Yaşına başına bakmadan kızı yaşındaki sekreteriyle kırıştıran
patates Arturo
Dizinin açık ara en itici tipiydi bu adam. Öyle ki Allison’un
ergen sevgilisinin öküzlüğünü bile ergenliğine verebiliriz. Ama sen ne özel
hayatta ne reelde iyi bir insandın. Göğsündeki kıllar ağarmış, kızın yaşındaki
sekreterinle yatıyorsun. O kızın adı da Oval Ofis skandalına gönderme yapmak
için mi Monica anlamadım ya, senin hanımda bir Hillary duruşu göremedik. Ben olsam
yüzüme karşı Monica deyince ordan sağ çıkabilirsen kendine avukat tut diye, telefonu yüzüne kapardım. Sürekli kahramanlık yapma derdindesin ama her
defasında işler sarpa sarınca senin yüzünden birinin başı derde giriyor. Telefon
fikrin yüzünden Monica’nın vurulmasına neden oldun, kaçış planı yaptın, kör
makasla öldürmeye çalıştığın Denver, sırtından makası çıkarıp üzerine yürüyünce
kedi gibi kuyruğunu bacağının arasına sıkıştırıp kıçını kurtarmak için kaçış
planını söyledin. Kaçış planı için alet edevatı da kendin korktuğun için
Allison’un öküz liseli sevgilisine çaldırdın. Senin yüzünden hem soygunculardan
Oslo öldü, hem de kaçıştan haberi olan soyguncularla polislerin çatışması
arasında kalan siviller ölecekti. Resmen oksijen israfı, yararsız malın
tekiydin. Keşke Moskova öleceğine sen ölseydin.

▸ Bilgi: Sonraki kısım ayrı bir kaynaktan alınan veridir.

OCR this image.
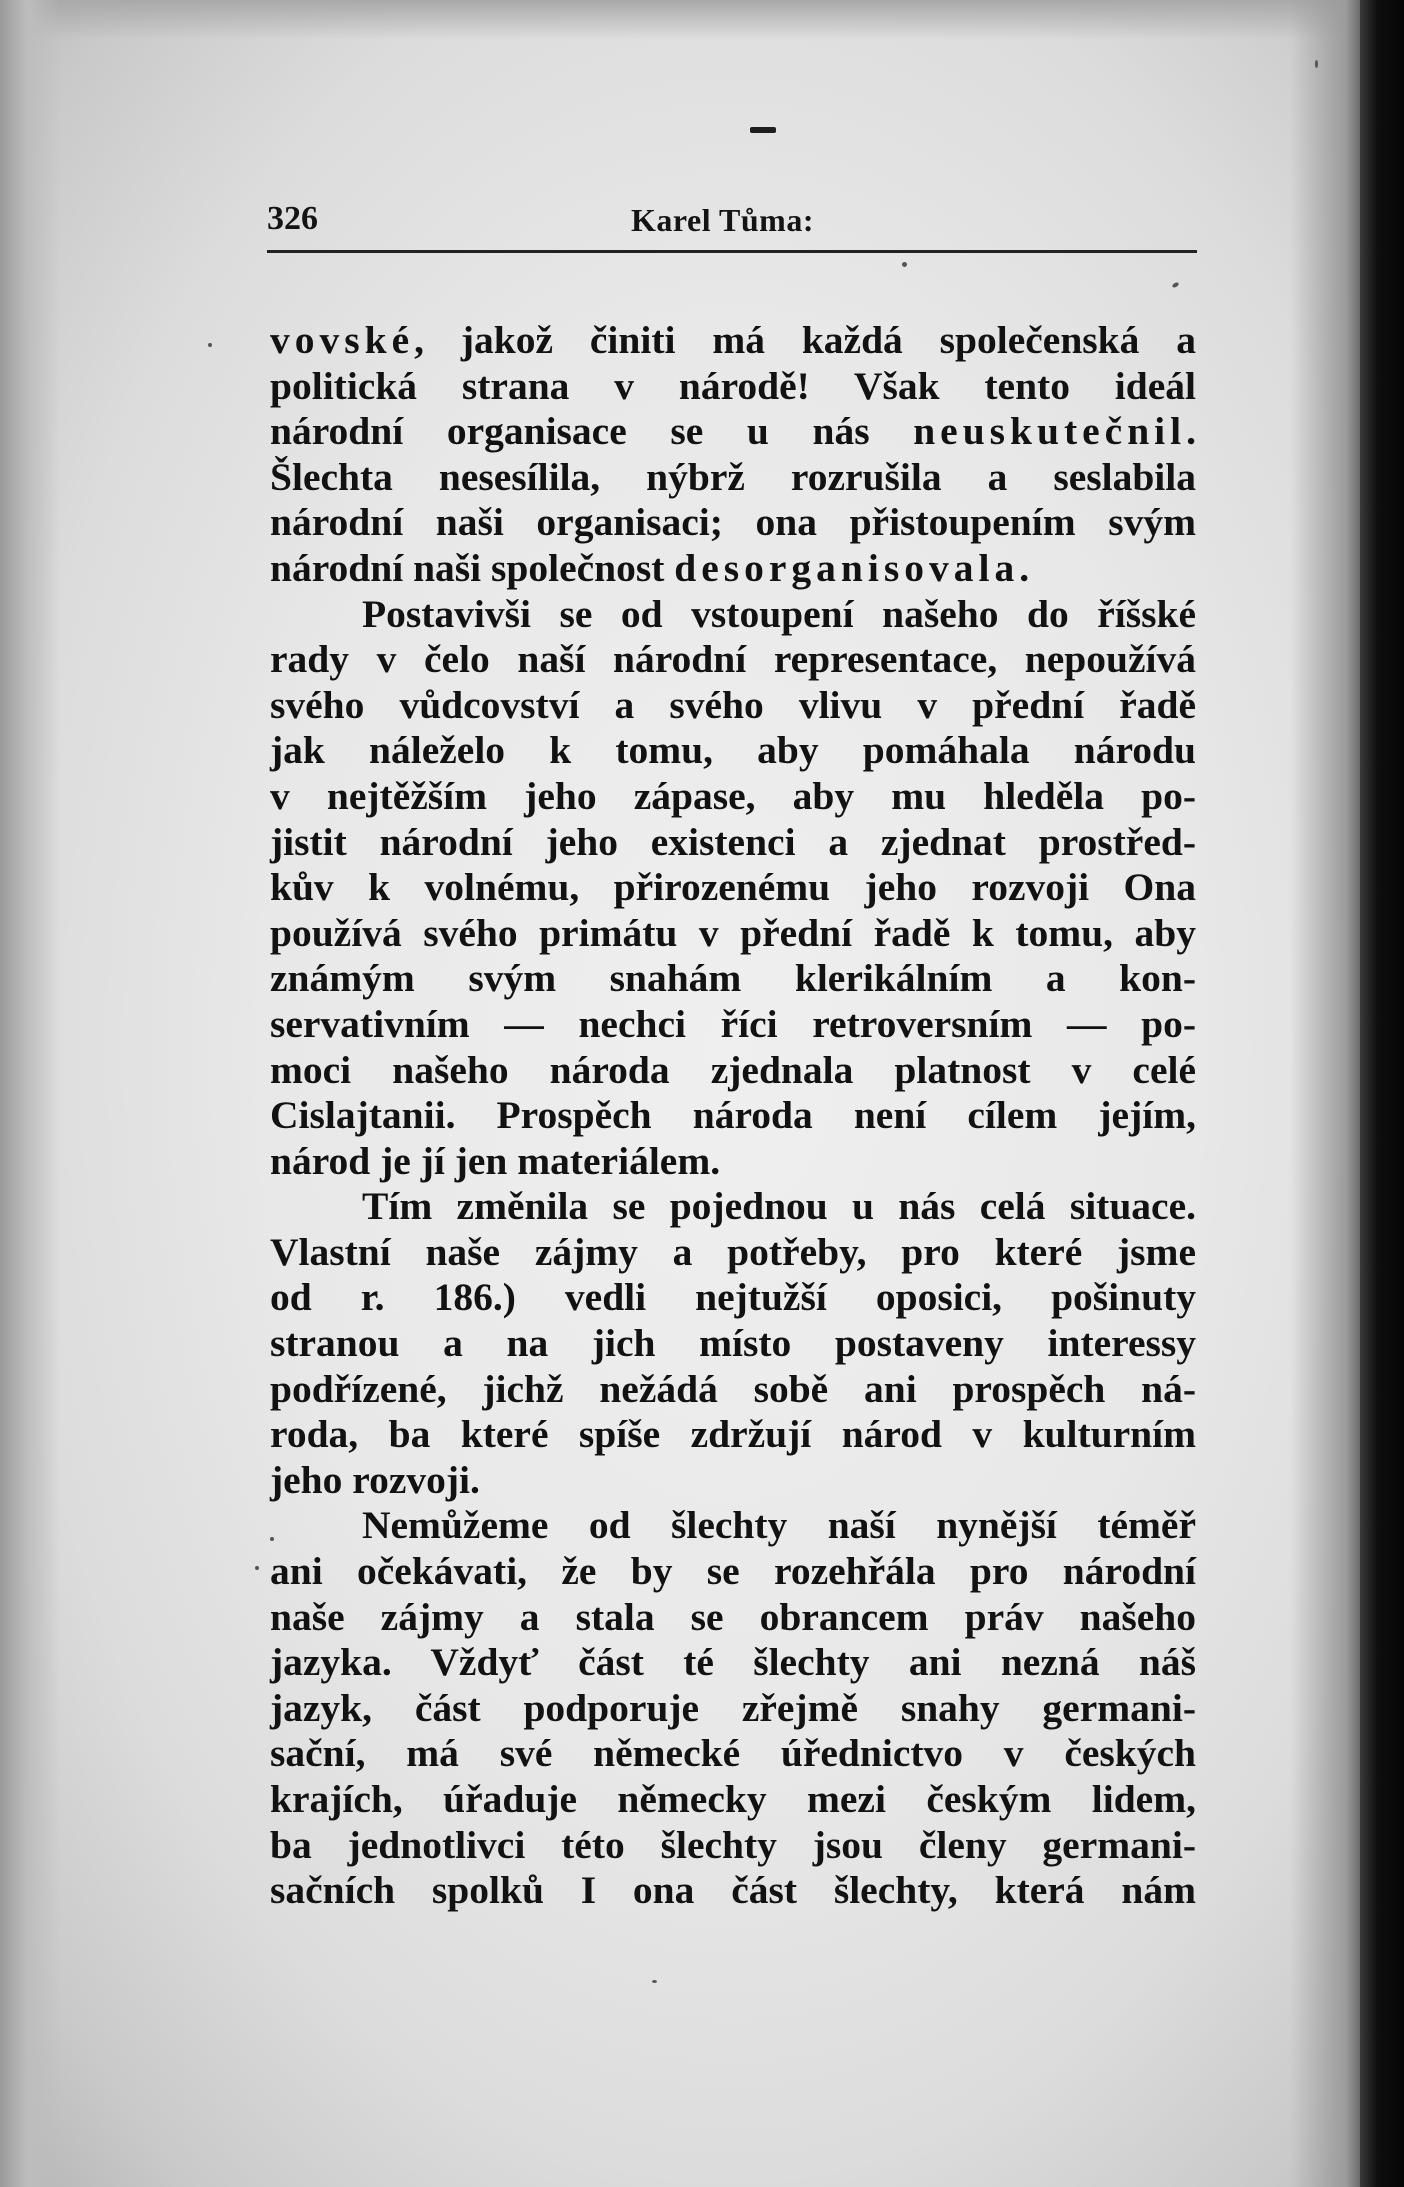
326	Karel Tůma:
vovské, jakož činiti má každá společenská a
politická strana v národě! Však tento ideál
národní organisace se u nás neuskutečnil.
Šlechta nesesílila, nýbrž rozrušila a seslabila
národní naši organisaci; ona přistoupením svým
národní naši společnost desorganisovala.
Postavivši se od vstoupení našeho do říšské
rady v čelo naší národní representace, nepoužívá
svého vůdcovství a svého vlivu v přední řadě
jak náleželo k tomu, aby pomáhala národu
v nejtěžším jeho zápase, aby mu hleděla po-
jistit národní jeho existenci a zjednat prostřed-
kův k volnému, přirozenému jeho rozvoji Ona
používá svého primátu v přední řadě k tomu, aby
známým svým snahám klerikálním a kon-
servativním — nechci říci retroversním — po-
moci našeho národa zjednala platnost v celé
Cislajtanii. Prospěch národa není cílem jejím,
národ je jí jen materiálem.
Tím změnila se pojednou u nás celá situace.
Vlastní naše zájmy a potřeby, pro které jsme
od r. 186.) vedli nejtužší oposici, pošinuty
stranou a na jich místo postaveny interessy
podřízené, jichž nežádá sobě ani prospěch ná-
roda, ba které spíše zdržují národ v kulturním
jeho rozvoji.
Nemůžeme od šlechty naší nynější téměř
ani očekávati, že by se rozehřála pro národní
naše zájmy a stala se obrancem práv našeho
jazyka. Vždyť část té šlechty ani nezná náš
jazyk, část podporuje zřejmě snahy germani-
sační, má své německé úřednictvo v českých
krajích, úřaduje německy mezi českým lidem,
ba jednotlivci této šlechty jsou členy germani-
sačních spolků I ona část šlechty, která nám
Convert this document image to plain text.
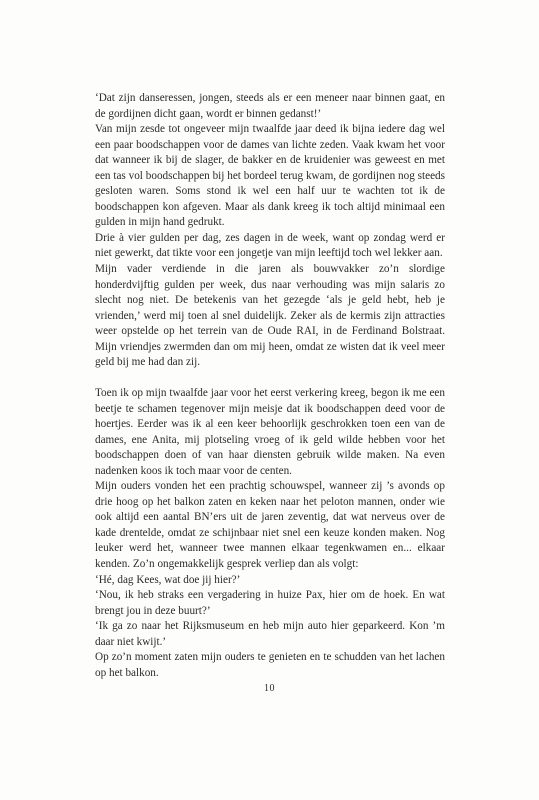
‘Dat zijn danseressen, jongen, steeds als er een meneer naar binnen gaat, en de gordijnen dicht gaan, wordt er binnen gedanst!’

Van mijn zesde tot ongeveer mijn twaalfde jaar deed ik bijna iedere dag wel een paar boodschappen voor de dames van lichte zeden. Vaak kwam het voor dat wanneer ik bij de slager, de bakker en de kruidenier was geweest en met een tas vol boodschappen bij het bordeel terug kwam, de gordijnen nog steeds gesloten waren. Soms stond ik wel een half uur te wachten tot ik de boodschappen kon afgeven. Maar als dank kreeg ik toch altijd minimaal een gulden in mijn hand gedrukt.

Drie à vier gulden per dag, zes dagen in de week, want op zondag werd er niet gewerkt, dat tikte voor een jongetje van mijn leeftijd toch wel lekker aan.

Mijn vader verdiende in die jaren als bouwvakker zo’n slordige honderdvijftig gulden per week, dus naar verhouding was mijn salaris zo slecht nog niet. De betekenis van het gezegde ‘als je geld hebt, heb je vrienden,’ werd mij toen al snel duidelijk. Zeker als de kermis zijn attracties weer opstelde op het terrein van de Oude RAI, in de Ferdinand Bolstraat. Mijn vriendjes zwermden dan om mij heen, omdat ze wisten dat ik veel meer geld bij me had dan zij.

Toen ik op mijn twaalfde jaar voor het eerst verkering kreeg, begon ik me een beetje te schamen tegenover mijn meisje dat ik boodschappen deed voor de hoertjes. Eerder was ik al een keer behoorlijk geschrokken toen een van de dames, ene Anita, mij plotseling vroeg of ik geld wilde hebben voor het boodschappen doen of van haar diensten gebruik wilde maken. Na even nadenken koos ik toch maar voor de centen.

Mijn ouders vonden het een prachtig schouwspel, wanneer zij ’s avonds op drie hoog op het balkon zaten en keken naar het peloton mannen, onder wie ook altijd een aantal BN’ers uit de jaren zeventig, dat wat nerveus over de kade drentelde, omdat ze schijnbaar niet snel een keuze konden maken. Nog leuker werd het, wanneer twee mannen elkaar tegenkwamen en... elkaar kenden. Zo’n ongemakkelijk gesprek verliep dan als volgt:

‘Hé, dag Kees, wat doe jij hier?’

‘Nou, ik heb straks een vergadering in huize Pax, hier om de hoek. En wat brengt jou in deze buurt?’

‘Ik ga zo naar het Rijksmuseum en heb mijn auto hier geparkeerd. Kon ’m daar niet kwijt.’

Op zo’n moment zaten mijn ouders te genieten en te schudden van het lachen op het balkon.

10
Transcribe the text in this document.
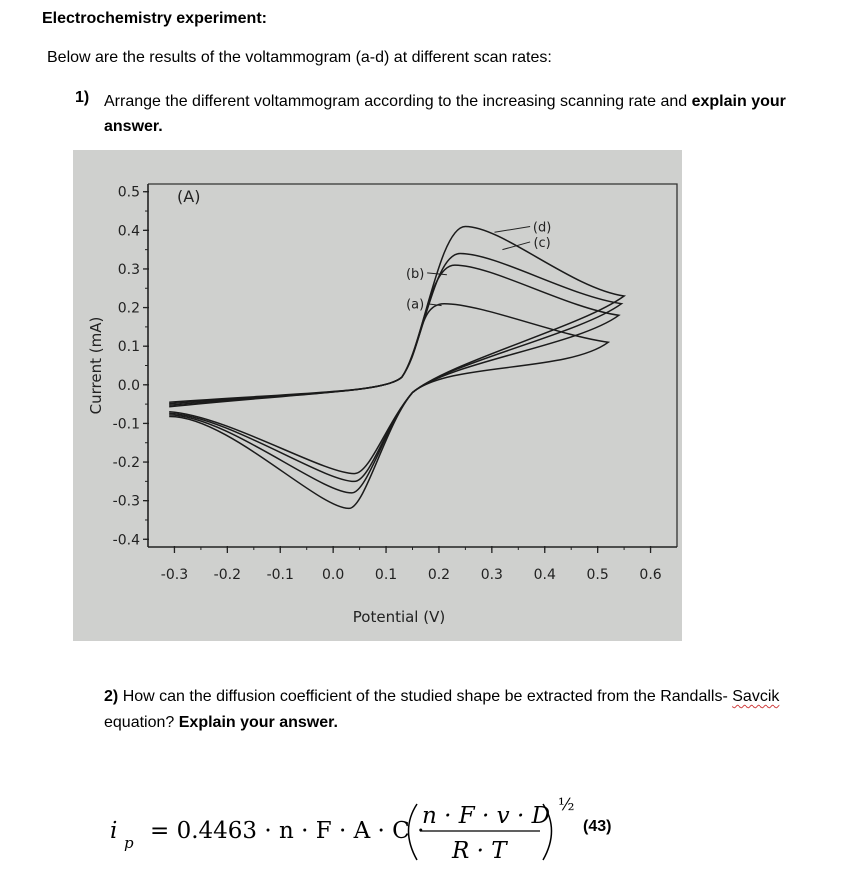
Electrochemistry experiment:
Below are the results of the voltammogram (a-d) at different scan rates:
1) Arrange the different voltammogram according to the increasing scanning rate and explain your answer.
0.5
0.4
0.3
0.2
0.1
0.0
-0.1
-0.2
-0.3
-0.4
-0.3 -0.2 -0.1 0.0 0.1 0.2 0.3 0.4 0.5 0.6
Potential (V)
Current (mA)
(A)
(a)
(b)
(c)
(d)
2) How can the diffusion coefficient of the studied shape be extracted from the Randalls- Savcik equation? Explain your answer.
i p = 0.4463 · n · F · A · C ·
n · F · v · D
R · T
½
(43)
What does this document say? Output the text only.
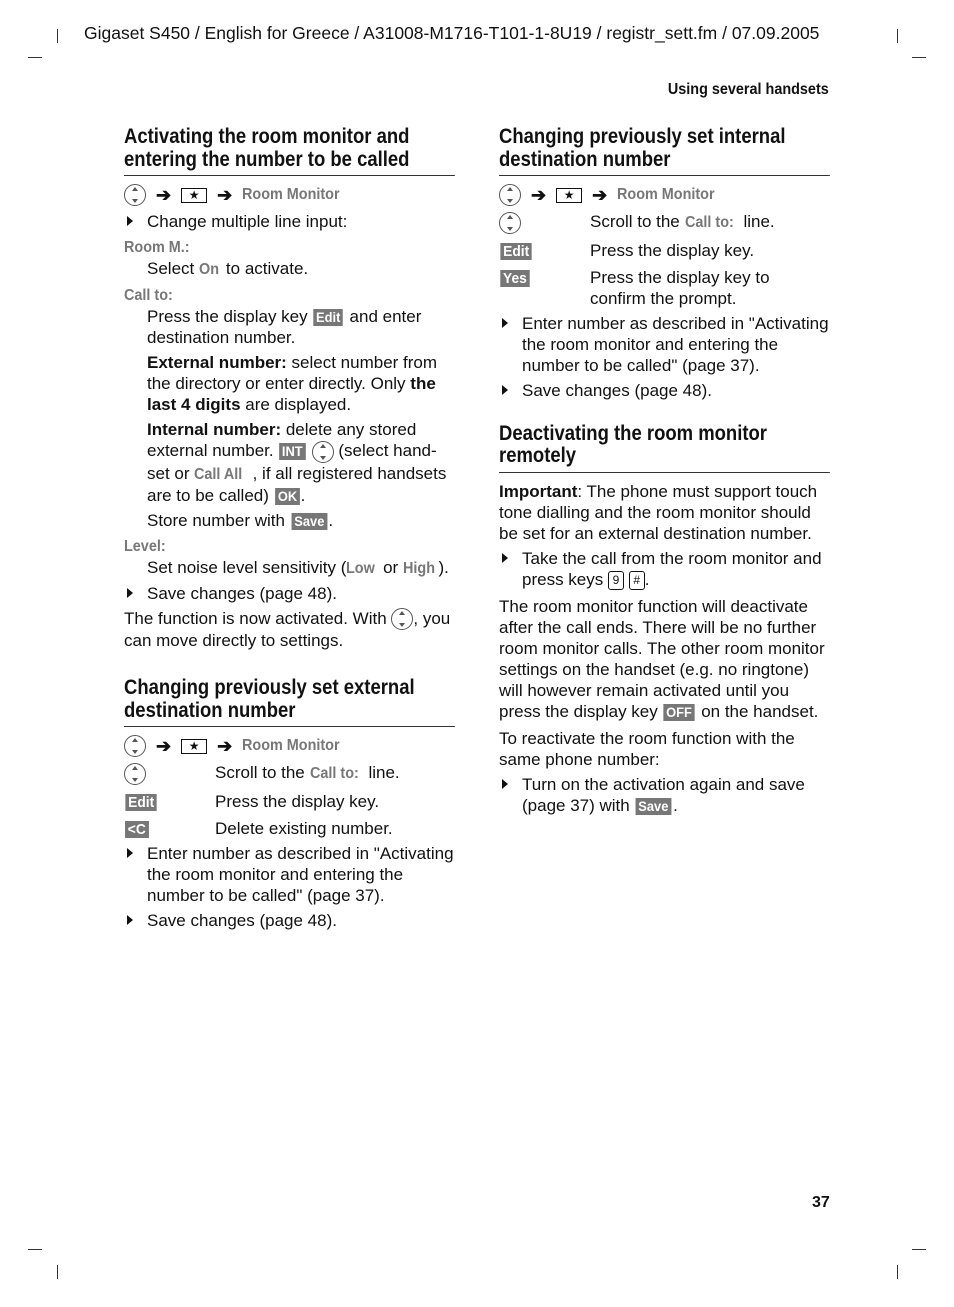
Gigaset S450 / English for Greece / A31008-M1716-T101-1-8U19 / registr_sett.fm / 07.09.2005
Using several handsets
37
Activating the room monitor and entering the number to be called
➔	★ ➔ Room Monitor

Change multiple line input:

Room M.:

Select On to activate.

Call to:

Press the display key Edit and enter destination number.

External number: select number from the directory or enter directly. Only the last 4 digits are displayed.

Internal number: delete any stored external number. INT  (select hand-set or Call All , if all registered handsets are to be called) OK .

Store number with Save .

Level:

Set noise level sensitivity (Low or High ).

Save changes (page 48).

The function is now activated. With , you can move directly to settings.

Changing previously set external destination number
➔	★ ➔ Room Monitor
Scroll to the Call to: line.
Edit	Press the display key.
<C	Delete existing number.

Enter number as described in "Activating the room monitor and entering the number to be called" (page 37).

Save changes (page 48).

Changing previously set internal destination number
➔	★ ➔ Room Monitor
Scroll to the Call to: line.
Edit	Press the display key.
Yes	Press the display key to confirm the prompt.

Enter number as described in "Activating the room monitor and entering the number to be called" (page 37).

Save changes (page 48).

Deactivating the room monitor remotely

Important: The phone must support touch tone dialling and the room monitor should be set for an external destination number.

Take the call from the room monitor and press keys 9 # .

The room monitor function will deactivate after the call ends. There will be no further room monitor calls. The other room monitor settings on the handset (e.g. no ringtone) will however remain activated until you press the display key OFF on the handset.

To reactivate the room function with the same phone number:

Turn on the activation again and save (page 37) with Save .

En kıymetli rehine Allison Parker
Bu kızcağızda asilzadeliğin zorlukları konulu kompozisyon
gibiydi. Arkadaşlarından ayrı bir köşede oturmalar, hoşlandığı mal reklam olsun
diye memesini açınca teselli etmeye çalışan Rio’ya ben üstsüz güneşlenmedim ki, hayatımda yaşadığım tek heyecan kolumu kırmam diye dram yapması… Bence
hayatının en büyük macerası olduğu için içten içe bu soygunun içine düştüğü
için seviniyordur lady Allison. Rio’dan hafiften hoşlansa da kurtulma fırsatı
söz konusu olunca m16yı kaptığı gibi Rio’ya doğrultacak kadar da gözü karaydı. Klostrofobik
olmasına rağmen kendini kasaya kilitleyen bir kardeşimizdi. Tokyo’nun tuvalette
grup teklif etmesiyle şok yaşamış mıdır acaba?